Я родился в Москве в 1947 году, а в трёхмесячном возрасте родители перевезли меня в разрушенный после войны город Львов, освобождённый (почти) от немцев и от евреев.
Рос в окруженье польско-украинских детей, с которыми рвал фрукты на чужих участках, швырялся камнями и бегал на соседскую Цитадель собирать патроны, неразорвавшиеся гранаты и ещё подсматривать за проводившими учения красноармейцами. В городе пошаливали бандеровцы, и молодая советская власть была вынуждена вновь истреблять одну часть народа, чтобы другая его часть могла радостно трудиться и не подыхать с голоду.
Первая прочитанная мною книга – «Лис Микита» Ивана Франко. В первой молитве я обращался к боженьке на французском языке и попросил его помиловать неверующих папу, маму и тётю Риту.
В 55 году семья переехала в Молотов. Я заболел холециститом. Город переименовали обратно в Пермь.
Читал Пушкинские сказки, ныне прочно забытый роман Овод и не менее допотопного Майн-Рида. Жюль Верна не любил. Больше всего любил Лермонтова.

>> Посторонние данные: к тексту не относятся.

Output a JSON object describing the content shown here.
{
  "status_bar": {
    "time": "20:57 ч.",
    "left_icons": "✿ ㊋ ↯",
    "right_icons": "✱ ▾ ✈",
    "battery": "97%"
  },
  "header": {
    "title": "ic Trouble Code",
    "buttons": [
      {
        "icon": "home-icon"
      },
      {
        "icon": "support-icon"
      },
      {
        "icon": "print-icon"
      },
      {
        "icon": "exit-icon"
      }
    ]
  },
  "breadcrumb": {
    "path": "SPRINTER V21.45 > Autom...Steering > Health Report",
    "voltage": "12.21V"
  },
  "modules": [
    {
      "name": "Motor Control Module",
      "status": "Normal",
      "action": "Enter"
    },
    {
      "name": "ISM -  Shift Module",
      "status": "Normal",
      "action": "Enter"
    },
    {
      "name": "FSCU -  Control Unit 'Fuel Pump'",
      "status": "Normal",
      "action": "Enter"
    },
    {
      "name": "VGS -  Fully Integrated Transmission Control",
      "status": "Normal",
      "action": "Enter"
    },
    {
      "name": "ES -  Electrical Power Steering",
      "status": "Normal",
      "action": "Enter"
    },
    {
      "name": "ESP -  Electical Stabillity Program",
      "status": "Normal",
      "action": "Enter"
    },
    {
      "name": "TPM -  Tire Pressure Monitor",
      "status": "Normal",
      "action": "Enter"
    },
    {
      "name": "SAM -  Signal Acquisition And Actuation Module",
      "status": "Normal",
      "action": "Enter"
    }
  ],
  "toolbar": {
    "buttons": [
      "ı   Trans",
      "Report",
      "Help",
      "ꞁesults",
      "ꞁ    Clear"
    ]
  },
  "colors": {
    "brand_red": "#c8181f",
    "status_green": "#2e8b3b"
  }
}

В 14 лет написал странное стихотворение1, которое, будучи редактором школьной стенной газеты, в ней же и поместил, за что был на следующий день вызван к директору.
Директор, Софья Владимировна Марципан, грузная дама, с отёчными ногами и задумчивыми глазами профессиональной стукачки, плюхнувшись на стул, спросила меня после некоторого молчания: «Ну что ты такое пишешь Волковыский. Тебе 14 лет, о какой молодости идёт речь. И потом откуда у тебя этот блатной жаргон?»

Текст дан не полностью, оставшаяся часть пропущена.